A. 入浴支援機器は都道府県の介護テクノロジー導入支援事業の対象分野に含まれる例があります。大規模な浴室改修は地域医療介護総合確保基金による施設整備・大規模修繕系の補助、賃上げとセットなら業務改善助成金の設備投資に載せる型もあります。制度ごとに対象範囲が違うため、機器単体か工事込みかで使い分けましょう。
Q. 機械浴槽の価格はどのくらいですか?
A. チェア浴(座位のまま入浴)で200万〜400万円、ストレッチャー浴(臥位のまま)で300万〜600万円が相場観です。既存浴室への設置は給排水・床工事が発生し、50万〜200万円の工事費を見込みます。
Q. 個浴・リフト浴という選択肢もありますか?
A. あります。天井走行リフトや可動式リフトで一般浴槽に入る方式は数十万〜150万円程度で、機械浴より安く「浴槽をまたげない」段階の利用者に対応できます。利用者の重度化の見通しに合わせて、リフト浴→チェア浴→ストレッチャー浴の順に段階投資する設計が現実的です。
Q. 入浴介助の負担はどのくらい減りますか?
A. 抱え上げ・またぎ介助が機械に置き換わるため、介助者の腰への負担が大きく下がり、2人介助を1人に再設計できる場面も出ます。1日10人の入浴×1人分の介助時間が浮けば、月数十時間の人時です。身体負担の軽減は数字にしにくい分、腰痛による休職・離職の予防効果として語るのが実務的です。

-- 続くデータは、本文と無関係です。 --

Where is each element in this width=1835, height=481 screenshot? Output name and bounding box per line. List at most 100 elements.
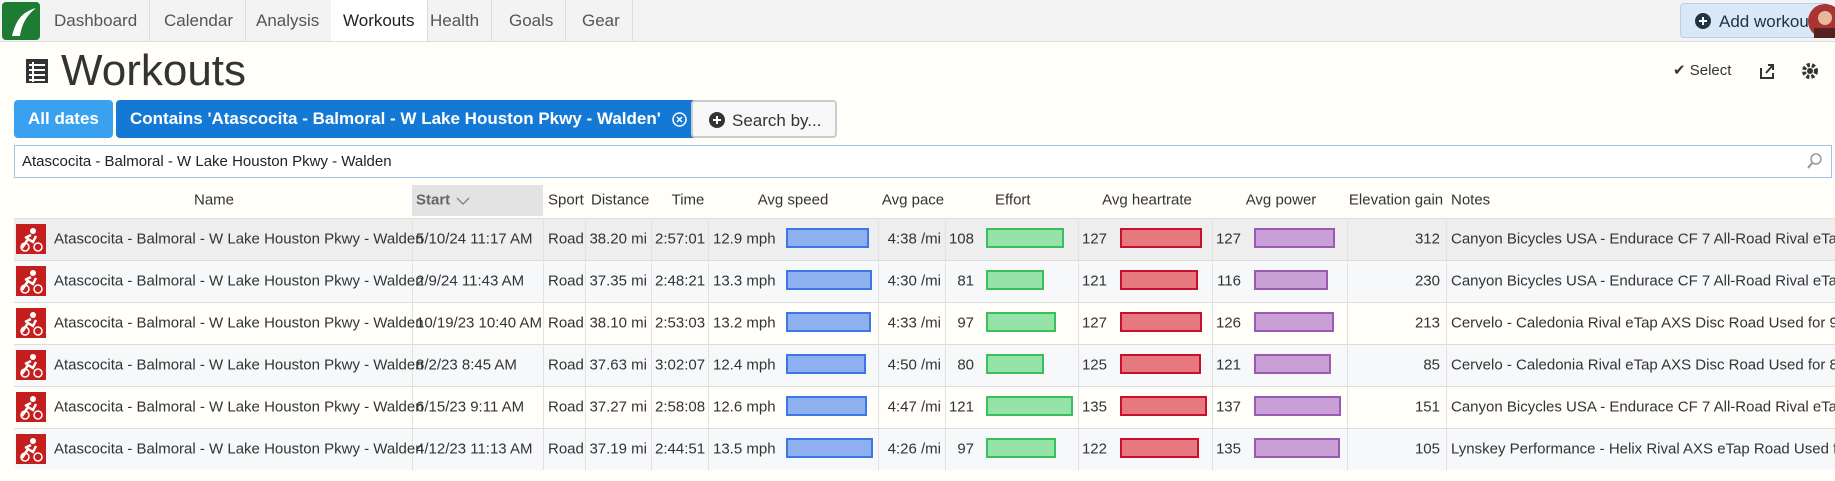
column-header[interactable]: Elevation gain xyxy=(1348,191,1444,209)
sport: Road xyxy=(548,440,584,458)
contains-filter[interactable]: Contains 'Atascocita - Balmoral - W Lake… xyxy=(116,100,701,138)
add-workout-label: Add workout xyxy=(1719,12,1814,31)
all-dates-filter[interactable]: All dates xyxy=(14,100,113,138)
duration: 2:58:08 xyxy=(655,398,706,416)
avg-power: 126 xyxy=(1215,314,1241,332)
nav-item[interactable]: Health xyxy=(418,0,493,41)
avg-heartrate: 127 xyxy=(1081,230,1107,248)
sport-icon xyxy=(16,392,46,422)
cell-divider xyxy=(708,260,709,302)
column-header[interactable]: Avg heartrate xyxy=(1102,191,1192,209)
workout-name: Atascocita - Balmoral - W Lake Houston P… xyxy=(54,440,424,458)
table-row[interactable] xyxy=(14,302,1835,344)
avg-heartrate-bar xyxy=(1120,354,1201,374)
logo xyxy=(2,2,40,40)
select-button[interactable]: ✔ Select xyxy=(1673,62,1732,79)
sport: Road xyxy=(548,230,584,248)
avatar[interactable] xyxy=(1808,4,1835,38)
effort: 108 xyxy=(948,230,974,248)
notes: Cervelo - Caledonia Rival eTap AXS Disc … xyxy=(1451,314,1835,332)
cell-divider xyxy=(708,302,709,344)
table-row[interactable] xyxy=(14,386,1835,428)
column-header[interactable]: Notes xyxy=(1451,191,1491,209)
settings-icon[interactable] xyxy=(1801,62,1819,80)
cell-divider xyxy=(1446,218,1447,260)
table-row[interactable] xyxy=(14,218,1835,260)
nav-item[interactable]: Workouts xyxy=(331,0,428,41)
start-time: 4/12/23 11:13 AM xyxy=(416,440,533,458)
duration: 3:02:07 xyxy=(655,356,706,374)
duration: 2:48:21 xyxy=(655,272,706,290)
effort-bar xyxy=(986,312,1056,332)
avg-speed: 13.2 mph xyxy=(713,314,776,332)
sport-icon xyxy=(16,350,46,380)
plus-icon xyxy=(709,112,725,128)
cell-divider xyxy=(708,218,709,260)
elevation-gain: 105 xyxy=(1414,440,1440,458)
avg-speed: 12.6 mph xyxy=(713,398,776,416)
select-label: Select xyxy=(1689,62,1732,79)
avg-power: 127 xyxy=(1215,230,1241,248)
nav-item[interactable]: Analysis xyxy=(244,0,333,41)
table-row[interactable] xyxy=(14,260,1835,302)
nav-item[interactable]: Calendar xyxy=(152,0,246,41)
duration: 2:53:03 xyxy=(655,314,706,332)
column-header[interactable]: Avg pace xyxy=(881,191,945,209)
cell-divider xyxy=(412,302,413,344)
avg-speed: 12.4 mph xyxy=(713,356,776,374)
column-header[interactable]: Sport xyxy=(548,191,584,209)
avg-speed-bar xyxy=(786,396,868,416)
avg-pace: 4:30 /mi xyxy=(887,272,941,290)
search-input[interactable]: Atascocita - Balmoral - W Lake Houston P… xyxy=(14,145,1832,178)
avg-speed-bar xyxy=(786,354,866,374)
add-workout-button[interactable]: Add workout xyxy=(1680,3,1829,38)
notes: Canyon Bicycles USA - Endurace CF 7 All-… xyxy=(1451,398,1835,416)
remove-filter-icon[interactable] xyxy=(672,112,687,127)
cell-divider xyxy=(708,344,709,386)
sport-icon xyxy=(16,434,46,464)
column-header[interactable]: Effort xyxy=(995,191,1031,209)
distance: 37.19 mi xyxy=(589,440,647,458)
cell-divider xyxy=(585,428,586,470)
column-header[interactable]: Start xyxy=(416,191,451,209)
workout-name: Atascocita - Balmoral - W Lake Houston P… xyxy=(54,230,424,248)
column-header[interactable]: Name xyxy=(193,191,235,209)
cell-divider xyxy=(1347,386,1348,428)
column-header[interactable]: Distance xyxy=(591,191,650,209)
table-row[interactable] xyxy=(14,428,1835,470)
nav-item[interactable]: Dashboard xyxy=(42,0,151,41)
plus-icon xyxy=(1695,13,1711,29)
avg-speed: 13.3 mph xyxy=(713,272,776,290)
elevation-gain: 312 xyxy=(1414,230,1440,248)
search-icon xyxy=(1807,153,1822,169)
sort-caret xyxy=(456,197,470,206)
effort: 80 xyxy=(957,356,974,374)
cell-divider xyxy=(945,344,946,386)
cell-divider xyxy=(945,302,946,344)
cell-divider xyxy=(585,344,586,386)
avg-speed-bar xyxy=(786,270,872,290)
column-header[interactable]: Avg power xyxy=(1245,191,1317,209)
table-row[interactable] xyxy=(14,344,1835,386)
cell-divider xyxy=(708,428,709,470)
column-header[interactable]: Avg speed xyxy=(757,191,829,209)
cell-divider xyxy=(412,218,413,260)
cell-divider xyxy=(1446,260,1447,302)
sport-icon xyxy=(16,266,46,296)
cell-divider xyxy=(945,260,946,302)
avg-heartrate: 122 xyxy=(1081,440,1107,458)
sport-icon xyxy=(16,308,46,338)
nav-item[interactable]: Goals xyxy=(497,0,567,41)
share-icon[interactable] xyxy=(1758,62,1776,80)
cell-divider xyxy=(1078,260,1079,302)
distance: 37.35 mi xyxy=(589,272,647,290)
distance: 38.10 mi xyxy=(589,314,647,332)
workout-name: Atascocita - Balmoral - W Lake Houston P… xyxy=(54,314,424,332)
avg-speed-bar xyxy=(786,312,872,332)
column-header[interactable]: Time xyxy=(671,191,705,209)
avg-heartrate-bar xyxy=(1120,312,1202,332)
avg-power: 135 xyxy=(1215,440,1241,458)
contains-label: Contains 'Atascocita - Balmoral - W Lake… xyxy=(130,109,661,128)
nav-item[interactable]: Gear xyxy=(570,0,633,41)
search-by-button[interactable]: Search by... xyxy=(691,100,838,138)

Q. ヒートショックやレジオネラの対策も必要ですか?
A. 必要です。脱衣室・浴室の暖房整備はヒートショック予防の基本で、省エネ改修や施設整備補助と絡められます。循環式の浴槽はレジオネラ属菌対策(換水・消毒・配管洗浄・水質検査)が条例で定められており、怠ると営業停止・指定への影響に直結します。設備更新時は清掃しやすい構造を選定基準に入れましょう。
Q. 中古の機械浴槽はありですか?
A. 流通はありますが、給排水まわりの劣化や部品供給の終了リスクが見えにくく、故障すると入浴サービス自体が止まります。導入するなら専門業者の整備・保証付きに限定し、補助を使う場合は新品原則の制度が多い点も確認しましょう。